A court in the northern German city of Lübeck on Thursday sentenced the woman to serve a suspended two years in prison for tampering with food and causing grievous bodily harm.

The defendant, a trained nurse, had already admitted to meddling with a number of meat products in supermarkets around Eutin and Malente, near Germany's border with Denmark. She said she used needles from her own sewing kit and slipped them into pre-packed mince meat, fillets of beef and sausages sitting in shop refrigerators.

"I'm sad that I've made so many people worry, " the woman said in her closing remarks. "I thought people wouldn't eat the meat when they saw the needles."

The woman was actively contaminating meat for almost a year before she was arrested last September.

Although no serious injuries were reported, two customers were pricked as they prepared the tainted products. Two other victims suffered cuts, only noticing the sharp implements once they had already started chewing.
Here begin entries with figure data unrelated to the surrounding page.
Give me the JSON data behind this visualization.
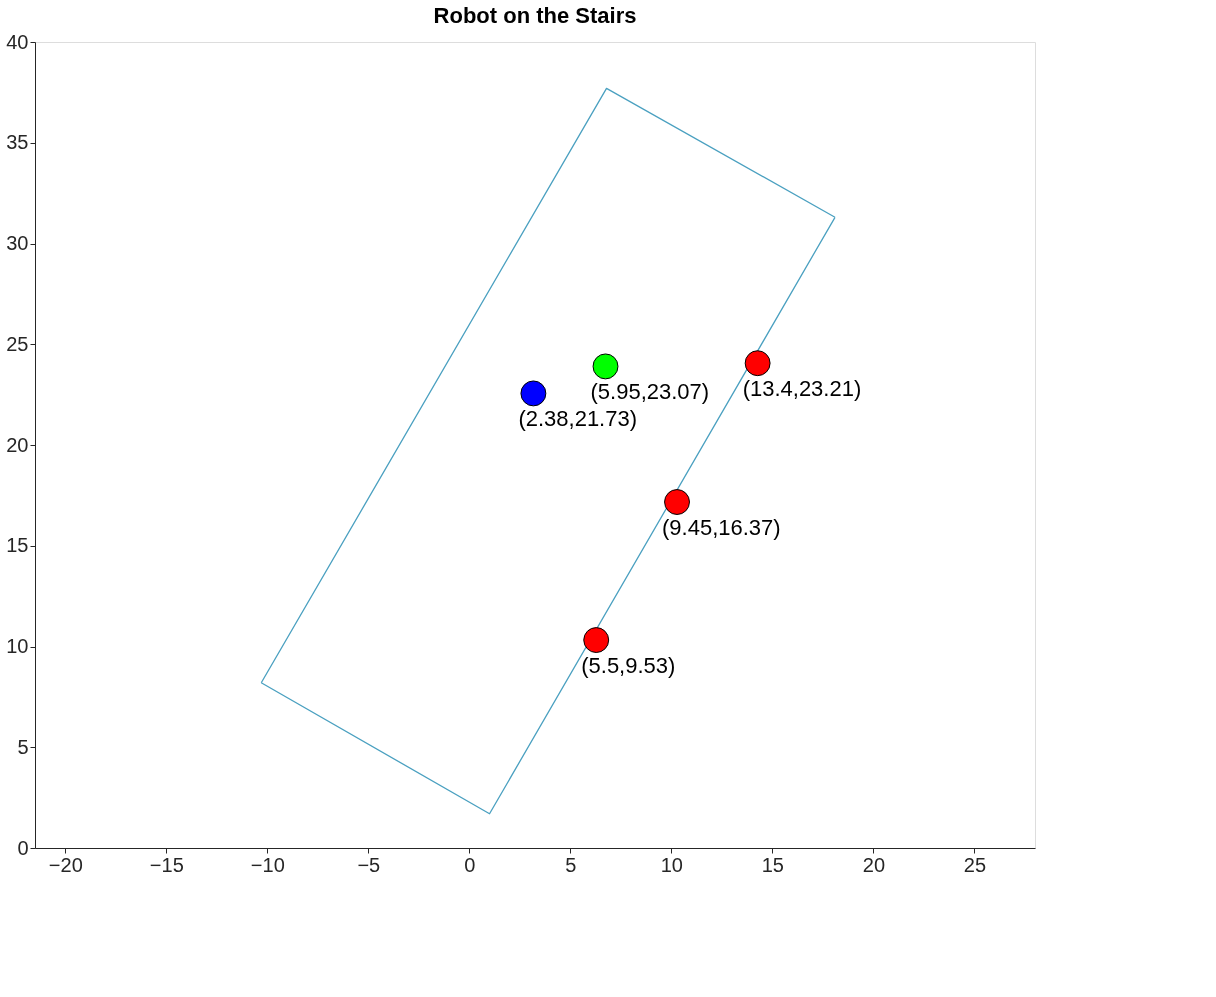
{
  "chart_data": {
    "type": "scatter",
    "title": "Robot on the Stairs",
    "xlim": [
      -21.5,
      28
    ],
    "ylim": [
      0,
      40
    ],
    "xticks": [
      -20,
      -15,
      -10,
      -5,
      0,
      5,
      10,
      15,
      20,
      25
    ],
    "yticks": [
      0,
      5,
      10,
      15,
      20,
      25,
      30,
      35,
      40
    ],
    "grid": false,
    "marker": "circle",
    "series": [
      {
        "type": "line",
        "color": "#4aa0c0",
        "x": [
          -10.3,
          6.79,
          18.1
        ],
        "values": [
          8.2,
          37.7,
          31.3
        ],
        "marker": "none",
        "line_style": "solid"
      },
      {
        "type": "line",
        "color": "#4aa0c0",
        "x": [
          -10.3,
          1.0,
          18.1
        ],
        "values": [
          8.2,
          1.7,
          31.3
        ],
        "marker": "none",
        "line_style": "solid"
      },
      {
        "x": [
          3.17,
          6.74,
          14.27,
          10.28,
          6.28
        ],
        "values": [
          22.56,
          23.9,
          24.06,
          17.17,
          10.32
        ],
        "colors": [
          "#0000ff",
          "#00ff00",
          "#ff0000",
          "#ff0000",
          "#ff0000"
        ]
      }
    ],
    "annotations": [
      {
        "text": "(2.38,21.73)",
        "x": 3.17,
        "y": 22.56
      },
      {
        "text": "(5.95,23.07)",
        "x": 6.74,
        "y": 23.9
      },
      {
        "text": "(13.4,23.21)",
        "x": 14.27,
        "y": 24.06
      },
      {
        "text": "(9.45,16.37)",
        "x": 10.28,
        "y": 17.17
      },
      {
        "text": "(5.5,9.53)",
        "x": 6.28,
        "y": 10.32
      }
    ]
  }
}
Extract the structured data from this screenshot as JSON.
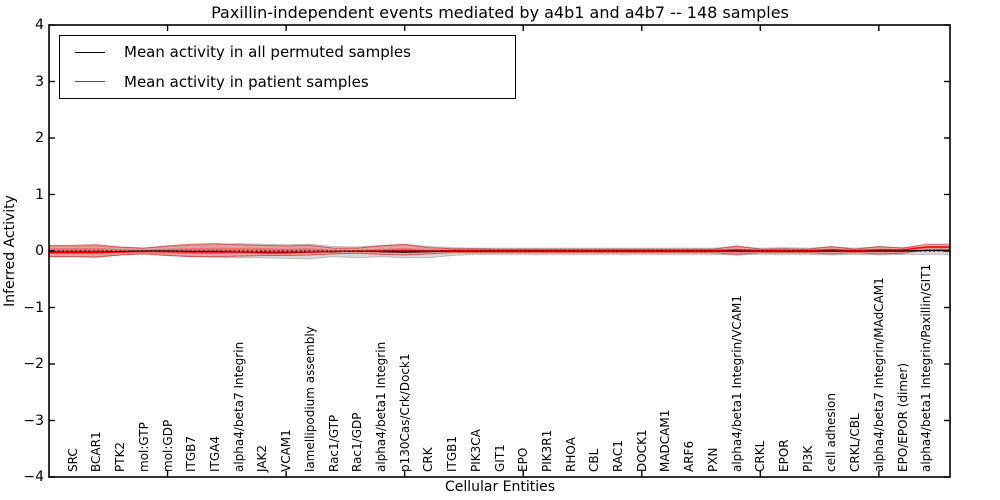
{
  "title": "Paxillin-independent events mediated by a4b1 and a4b7 -- 148 samples",
  "legend": {
    "items": [
      {
        "label": "Mean activity in all permuted samples",
        "color": "#000000"
      },
      {
        "label": "Mean activity in patient samples",
        "color": "#ff0000"
      }
    ]
  },
  "colors": {
    "background": "#ffffff",
    "axis": "#000000",
    "permuted_line": "#000000",
    "patient_line": "#ff0000",
    "permuted_band_fill": "rgba(130,130,130,0.30)",
    "permuted_band_edge": "rgba(130,130,130,0.45)",
    "patient_band_fill": "rgba(255,0,0,0.26)",
    "patient_band_edge": "rgba(205,35,35,0.65)",
    "patient_band_inner_fill": "rgba(255,0,0,0.30)",
    "zero_line": "#000000"
  },
  "chart_data": {
    "type": "area",
    "title": "Paxillin-independent events mediated by a4b1 and a4b7 -- 148 samples",
    "xlabel": "Cellular Entities",
    "ylabel": "Inferred Activity",
    "ylim": [
      -4,
      4
    ],
    "yticks": [
      "4",
      "3",
      "2",
      "1",
      "0",
      "−1",
      "−2",
      "−3",
      "−4"
    ],
    "ytick_values": [
      4,
      3,
      2,
      1,
      0,
      -1,
      -2,
      -3,
      -4
    ],
    "x_minor_tick_positions": [
      5,
      10,
      15,
      20,
      25,
      30,
      35
    ],
    "grid": false,
    "legend_position": "upper left",
    "categories": [
      "SRC",
      "BCAR1",
      "PTK2",
      "mol:GTP",
      "mol:GDP",
      "ITGB7",
      "ITGA4",
      "alpha4/beta7 Integrin",
      "JAK2",
      "VCAM1",
      "lamellipodium assembly",
      "Rac1/GTP",
      "Rac1/GDP",
      "alpha4/beta1 Integrin",
      "p130Cas/Crk/Dock1",
      "CRK",
      "ITGB1",
      "PIK3CA",
      "GIT1",
      "EPO",
      "PIK3R1",
      "RHOA",
      "CBL",
      "RAC1",
      "DOCK1",
      "MADCAM1",
      "ARF6",
      "PXN",
      "alpha4/beta1 Integrin/VCAM1",
      "CRKL",
      "EPOR",
      "PI3K",
      "cell adhesion",
      "CRKL/CBL",
      "alpha4/beta7 Integrin/MAdCAM1",
      "EPO/EPOR (dimer)",
      "alpha4/beta1 Integrin/Paxillin/GIT1"
    ],
    "series": [
      {
        "name": "Permuted samples activity range",
        "type": "band",
        "color_key": "permuted_band",
        "upper": [
          0.08,
          0.09,
          0.06,
          0.05,
          0.08,
          0.1,
          0.11,
          0.13,
          0.12,
          0.11,
          0.12,
          0.08,
          0.07,
          0.1,
          0.11,
          0.08,
          0.06,
          0.05,
          0.05,
          0.05,
          0.05,
          0.05,
          0.05,
          0.05,
          0.05,
          0.05,
          0.05,
          0.05,
          0.07,
          0.05,
          0.06,
          0.05,
          0.07,
          0.05,
          0.07,
          0.06,
          0.08
        ],
        "lower": [
          -0.1,
          -0.1,
          -0.07,
          -0.05,
          -0.08,
          -0.1,
          -0.11,
          -0.12,
          -0.12,
          -0.13,
          -0.14,
          -0.1,
          -0.12,
          -0.1,
          -0.12,
          -0.12,
          -0.08,
          -0.06,
          -0.06,
          -0.06,
          -0.06,
          -0.06,
          -0.06,
          -0.06,
          -0.06,
          -0.06,
          -0.06,
          -0.06,
          -0.07,
          -0.06,
          -0.06,
          -0.06,
          -0.07,
          -0.06,
          -0.07,
          -0.06,
          -0.06
        ]
      },
      {
        "name": "Patient samples activity range",
        "type": "band",
        "color_key": "patient_band",
        "upper": [
          0.1,
          0.11,
          0.07,
          0.05,
          0.09,
          0.12,
          0.13,
          0.11,
          0.1,
          0.09,
          0.1,
          0.05,
          0.05,
          0.09,
          0.12,
          0.06,
          0.04,
          0.04,
          0.03,
          0.03,
          0.03,
          0.03,
          0.03,
          0.03,
          0.03,
          0.03,
          0.03,
          0.03,
          0.09,
          0.03,
          0.04,
          0.03,
          0.08,
          0.03,
          0.08,
          0.05,
          0.12
        ],
        "lower": [
          -0.1,
          -0.11,
          -0.07,
          -0.05,
          -0.08,
          -0.1,
          -0.1,
          -0.09,
          -0.08,
          -0.08,
          -0.07,
          -0.05,
          -0.04,
          -0.06,
          -0.07,
          -0.05,
          -0.03,
          -0.03,
          -0.03,
          -0.03,
          -0.03,
          -0.03,
          -0.03,
          -0.03,
          -0.03,
          -0.03,
          -0.03,
          -0.03,
          -0.06,
          -0.03,
          -0.03,
          -0.03,
          -0.05,
          -0.03,
          -0.05,
          -0.04,
          0.02
        ]
      },
      {
        "name": "Patient samples inner range",
        "type": "band",
        "color_key": "patient_band_inner",
        "upper": [
          0.05,
          0.05,
          0.03,
          0.02,
          0.04,
          0.05,
          0.06,
          0.05,
          0.05,
          0.04,
          0.05,
          0.02,
          0.02,
          0.04,
          0.05,
          0.03,
          0.02,
          0.02,
          0.015,
          0.015,
          0.015,
          0.015,
          0.015,
          0.015,
          0.015,
          0.015,
          0.015,
          0.015,
          0.04,
          0.015,
          0.02,
          0.015,
          0.04,
          0.015,
          0.04,
          0.02,
          0.09
        ],
        "lower": [
          -0.05,
          -0.05,
          -0.03,
          -0.02,
          -0.04,
          -0.05,
          -0.05,
          -0.04,
          -0.04,
          -0.04,
          -0.03,
          -0.02,
          -0.02,
          -0.03,
          -0.03,
          -0.02,
          -0.015,
          -0.015,
          -0.015,
          -0.015,
          -0.015,
          -0.015,
          -0.015,
          -0.015,
          -0.015,
          -0.015,
          -0.015,
          -0.015,
          -0.03,
          -0.015,
          -0.015,
          -0.015,
          -0.02,
          -0.015,
          -0.02,
          -0.02,
          0.05
        ]
      },
      {
        "name": "Mean activity in all permuted samples",
        "type": "line",
        "color_key": "permuted_line",
        "values": [
          -0.02,
          -0.02,
          -0.01,
          0,
          0,
          -0.01,
          -0.01,
          -0.02,
          -0.03,
          -0.03,
          -0.02,
          -0.01,
          0,
          -0.01,
          -0.02,
          -0.01,
          0,
          0,
          0,
          0,
          0,
          0,
          0,
          0,
          0,
          0,
          0,
          0,
          0,
          0,
          0,
          0,
          0,
          0,
          0,
          0,
          0.01
        ]
      },
      {
        "name": "Mean activity in patient samples",
        "type": "line",
        "color_key": "patient_line",
        "values": [
          -0.03,
          -0.03,
          -0.02,
          -0.01,
          -0.01,
          -0.02,
          -0.02,
          -0.02,
          -0.02,
          -0.02,
          -0.02,
          -0.01,
          0,
          0,
          0.01,
          0,
          0.01,
          0.01,
          0.01,
          0.01,
          0.01,
          0.01,
          0.01,
          0.01,
          0.01,
          0.01,
          0.01,
          0.01,
          0.02,
          0.01,
          0.01,
          0.01,
          0.02,
          0.01,
          0.02,
          0.02,
          0.07
        ]
      },
      {
        "name": "Zero reference",
        "type": "dotted-line",
        "value": 0,
        "color_key": "zero_line"
      }
    ]
  }
}
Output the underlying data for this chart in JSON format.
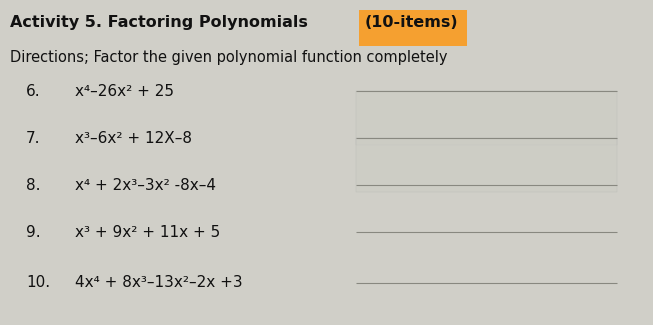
{
  "title": "Activity 5. Factoring Polynomials ",
  "title_highlight": "(10-items)",
  "directions": "Directions; Factor the given polynomial function completely",
  "items": [
    {
      "num": "6.",
      "expr": "x⁴–26x² + 25"
    },
    {
      "num": "7.",
      "expr": "x³–6x² + 12X–8"
    },
    {
      "num": "8.",
      "expr": "x⁴ + 2x³–3x² -8x–4"
    },
    {
      "num": "9.",
      "expr": "x³ + 9x² + 11x + 5"
    },
    {
      "num": "10.",
      "expr": "4x⁴ + 8x³–13x²–2x +3"
    }
  ],
  "bg_color": "#d0cfc8",
  "text_color": "#111111",
  "line_color": "#888880",
  "highlight_color": "#f5a030",
  "title_fontsize": 11.5,
  "directions_fontsize": 10.5,
  "item_fontsize": 11,
  "num_fontsize": 11
}
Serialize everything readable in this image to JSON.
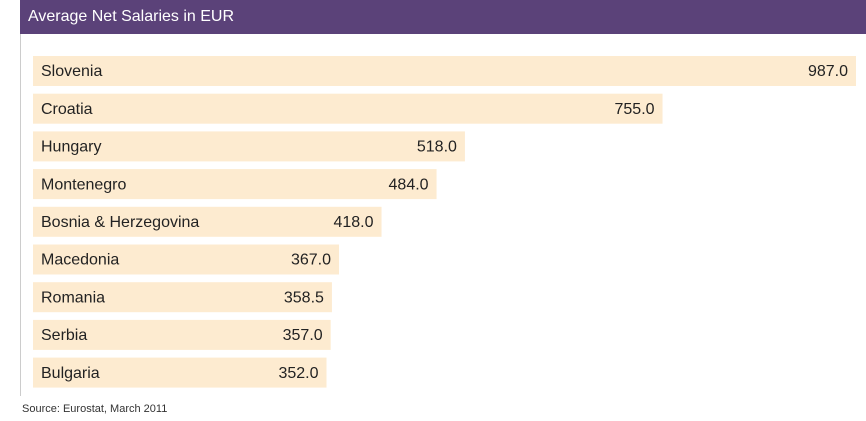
{
  "chart_data": {
    "type": "bar",
    "orientation": "horizontal",
    "title": "Average Net Salaries in EUR",
    "source": "Source: Eurostat, March 2011",
    "categories": [
      "Slovenia",
      "Croatia",
      "Hungary",
      "Montenegro",
      "Bosnia & Herzegovina",
      "Macedonia",
      "Romania",
      "Serbia",
      "Bulgaria"
    ],
    "values": [
      987,
      755,
      518,
      484,
      418,
      367,
      358.5,
      357,
      352
    ],
    "value_labels": [
      "987.0",
      "755.0",
      "518.0",
      "484.0",
      "418.0",
      "367.0",
      "358.5",
      "357.0",
      "352.0"
    ],
    "color": "#fdebd0"
  }
}
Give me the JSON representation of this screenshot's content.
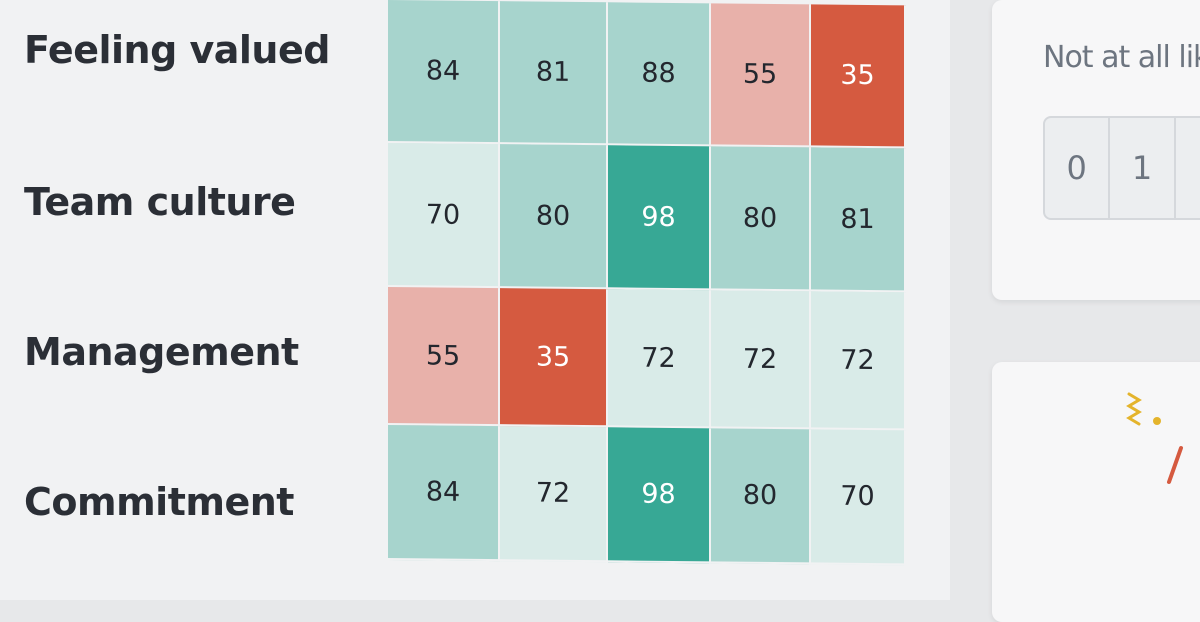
{
  "rows": [
    {
      "label": "Feeling valued",
      "values": [
        84,
        81,
        88,
        55,
        35
      ]
    },
    {
      "label": "Team culture",
      "values": [
        70,
        80,
        98,
        80,
        81
      ]
    },
    {
      "label": "Management",
      "values": [
        55,
        35,
        72,
        72,
        72
      ]
    },
    {
      "label": "Commitment",
      "values": [
        84,
        72,
        98,
        80,
        70
      ]
    }
  ],
  "colors": {
    "very_high": "#37a895",
    "high": "#a7d4cd",
    "medium": "#d9ebe8",
    "low": "#e8b1aa",
    "very_low": "#d55a40"
  },
  "side_panel": {
    "scale_caption": "Not at all likel",
    "scale_options": [
      "0",
      "1",
      ""
    ]
  },
  "icons": [
    "confetti-squiggle-icon",
    "confetti-dot-icon",
    "confetti-streak-icon"
  ]
}
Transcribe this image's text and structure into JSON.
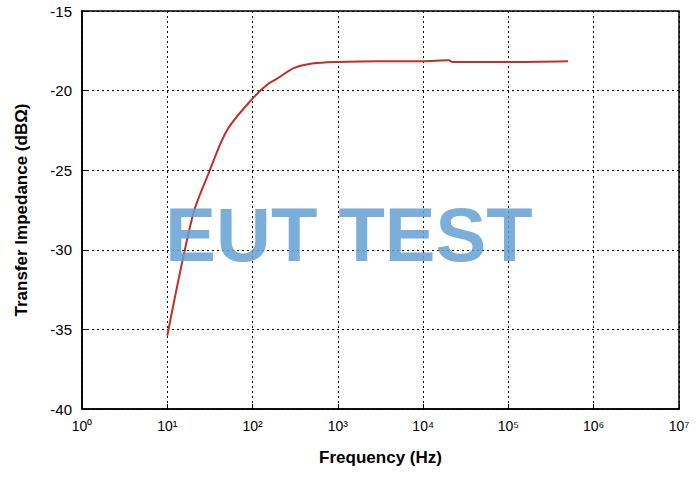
{
  "chart_data": {
    "type": "line",
    "x_label": "Frequency (Hz)",
    "y_label": "Transfer Impedance (dBΩ)",
    "annotations": [
      "EUT TEST"
    ],
    "log": "x",
    "grid": true,
    "color": "#c0302a",
    "x": [
      10,
      20,
      30,
      50,
      100,
      150,
      200,
      300,
      500,
      1000,
      3000,
      10000,
      20000,
      22000,
      100000,
      500000
    ],
    "values": [
      -35.4,
      -27.8,
      -25.3,
      -22.5,
      -20.5,
      -19.6,
      -19.2,
      -18.6,
      -18.3,
      -18.2,
      -18.15,
      -18.15,
      -18.1,
      -18.2,
      -18.2,
      -18.15
    ],
    "xlim": [
      1,
      10000000
    ],
    "xticks": [
      {
        "value": 1,
        "label": "10⁰"
      },
      {
        "value": 10,
        "label": "10¹"
      },
      {
        "value": 100,
        "label": "10²"
      },
      {
        "value": 1000,
        "label": "10³"
      },
      {
        "value": 10000,
        "label": "10⁴"
      },
      {
        "value": 100000,
        "label": "10⁵"
      },
      {
        "value": 1000000,
        "label": "10⁶"
      },
      {
        "value": 10000000,
        "label": "10⁷"
      }
    ],
    "ylim": [
      -40,
      -15
    ],
    "yticks": [
      -40,
      -35,
      -30,
      -25,
      -20,
      -15
    ]
  }
}
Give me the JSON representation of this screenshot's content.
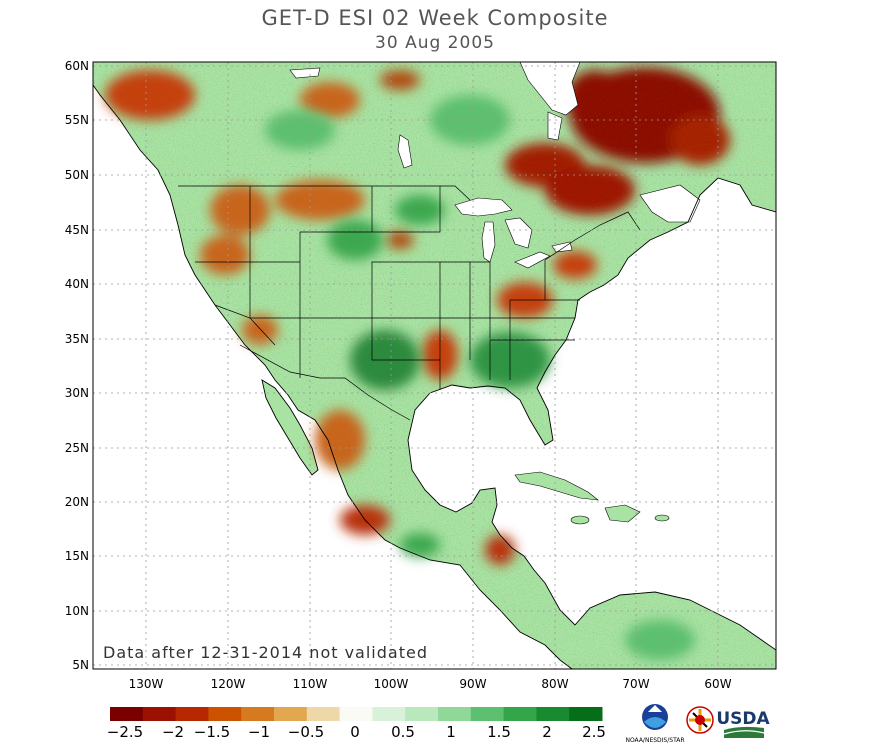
{
  "title": "GET-D ESI 02 Week Composite",
  "subtitle": "30 Aug 2005",
  "note": "Data after 12-31-2014 not validated",
  "lat_labels": [
    "60N",
    "55N",
    "50N",
    "45N",
    "40N",
    "35N",
    "30N",
    "25N",
    "20N",
    "15N",
    "10N",
    "5N"
  ],
  "lon_labels": [
    "130W",
    "120W",
    "110W",
    "100W",
    "90W",
    "80W",
    "70W",
    "60W"
  ],
  "colorbar": {
    "labels": [
      "−2.5",
      "−2",
      "−1.5",
      "−1",
      "−0.5",
      "0",
      "0.5",
      "1",
      "1.5",
      "2",
      "2.5"
    ],
    "colors": [
      "#7a0000",
      "#9c1000",
      "#b82800",
      "#cc5200",
      "#d67a20",
      "#e2a850",
      "#efd8a8",
      "#fbfbf6",
      "#d8f2da",
      "#b8e8bc",
      "#90d898",
      "#5cc070",
      "#35a54a",
      "#1a8a30",
      "#066e18"
    ]
  },
  "logos": {
    "noaa_caption": "NOAA/NESDIS/STAR",
    "usda": "USDA"
  },
  "map_colors": {
    "ocean": "#ffffff",
    "land_base": "#a9e3a4",
    "dry": "#c4400e",
    "very_dry": "#8a0f00",
    "wet": "#3aa850",
    "very_wet": "#1d7d2e",
    "border": "#000000"
  }
}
Thursday's conviction relates to 14 cases of contamination. In addition to the suspended prison term, the judge ordered the woman to attend outpatient therapy in a psychiatric day clinic.

The woman had told the court she decided to target meat to protest against the abuse animals face in factory farms.

"Industrial meat is full of drugs and is created under awful conditions," she said in a court appearance earlier this month. "I just wanted to get people to stop eating it."

In a separate incident, a radio station just over the border in Denmark has come under fire after broadcasting a baby rabbit being clubbed to death to make a point about animal welfare.

The public broadcaster Radio24syv then posted a video on its Facebook page, allegedly showing the rabbit being cooked, saying it wanted to "stir a debate about the hypocrisy when it comes to perceptions of cruelty towards animals."

"These animals have often endured horrific suffering on their way to our dinner tables. These animals are killed according to the same controlled conditions as our studio rabbit, and without it invoking any strong reactions or calls for boycott," the station said.